What is ATM?
ATM is the abbreviation of Asynchronous Transfer Mode. It is using time-division multiplexing (TDM) for data communications. It is capable of transferring voice, video, and data through private and public networks. ATM is working on a cell-based architecture in place of frame-based architecture. The size of the Asynchronous Transfer Mode cell is fixed to 53 bytes. The Asynchronous Transfer Mode header is 5-byte which is included in the 53-byte cell. The Asynchronous Transfer Mode cells are two different types: The user-network interface (UNI) and the network-network interface (NNI). The small and fixed size of the Asynchronous Transfer Mode cells is perfect real-time traffic like voice and video.
The small and fixed-size cell of Asynchronous Transfer Mode helps easy switching of data between nodes without any further delay. Asynchronous Transfer Mode is the key to the internet bandwidth problem. It creates fixed routes between source and destination before data transfer starts. This makes the record of data usage including billing easier. All subsequent cells follow the same path to the destination.
The Asynchronous Transfer Mode supports both constant and variable rate traffic therefore it can transport multiple types of traffic such as voice, video, data files etc. Asynchronous Transfer Mode provides committed circuits with assured bandwidths and differing requirements to be set up simultaneously. The parameters delay, jitter and error rate on the application is to decide about the Quality of Service (QoS). In the Asynchronous Transfer Mode, we can define two priorities for traffic; High priority and Low priority. Traffic with Low priority will be discarded if there are congestion problems.
Asynchronous Transfer Mode provides both PVCs and SVCs pipes, but usually, PVCs are mostly used with WANs. Asynchronous Transfer Mode also allows multiple PVCs and SVCs on a single leased-line connection to the network edge.
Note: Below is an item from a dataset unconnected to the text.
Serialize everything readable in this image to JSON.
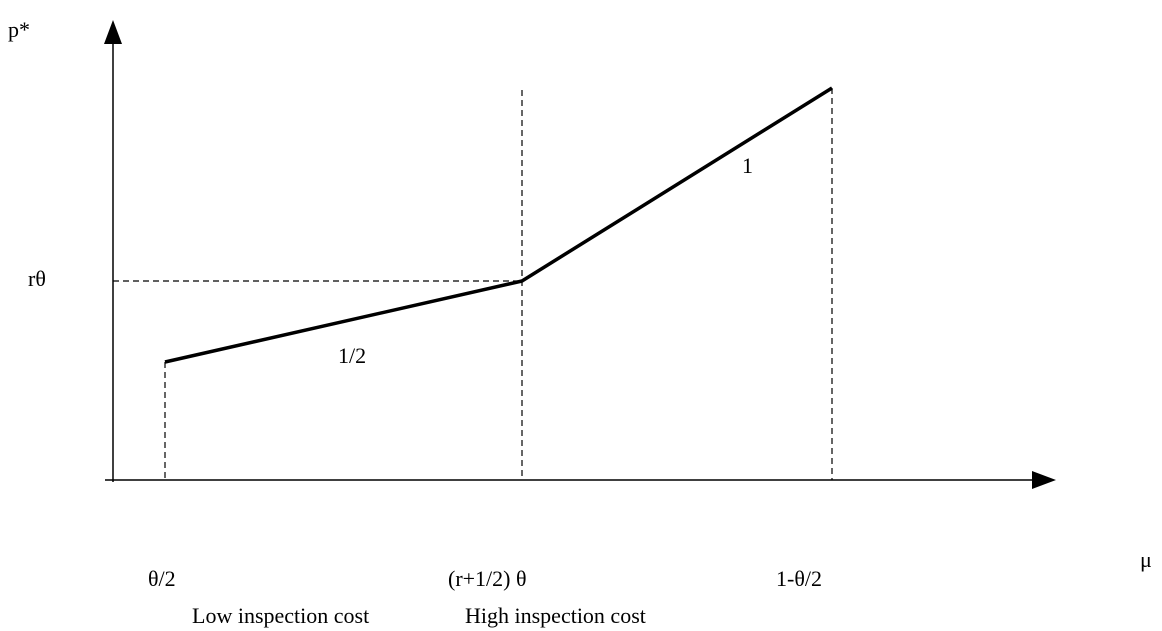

Asynchronous Transfer Mode provides extremely scalable and to support link speeds of T1/E1 including Optical Carrere for faster speed.
Layers in ATM
The ATM uses a logical model to describe the functionality that it supports. ATM functionality corresponds to the physical layer and part of the data link layer of the OSI reference model. The ATM reference model is containing the following layers:
Asynchronous Transfer Mode physical layer manages the medium-dependent transmission. The physical layer is further divided into sub-layers called the physical medium-dependent (PMD) sublayer and the transmission convergence (TC) sublayer. The ATM physical layer has four functions:
- Conversion of cells into a bitstream.
- Control the transmission and reception of bits in the physical medium
- It is responsible to trace the Asynchronous Transfer Mode cell boundaries
- Cells are packaged into the appropriate types of frames for the physical medium
ATM Adaption Layer (AAL)
The Asynchronous Transfer Mode Adaption Layer (AAL) isolates the higher-layer protocols from the details of the ATM processes. The layer also prepares the system for the conversion of user data into ATM cells and segments user data into 48-byte cell payloads.
ATM Layer transmits a user data, switch user data, control congestion in switching, cell header processing including sequential delivery.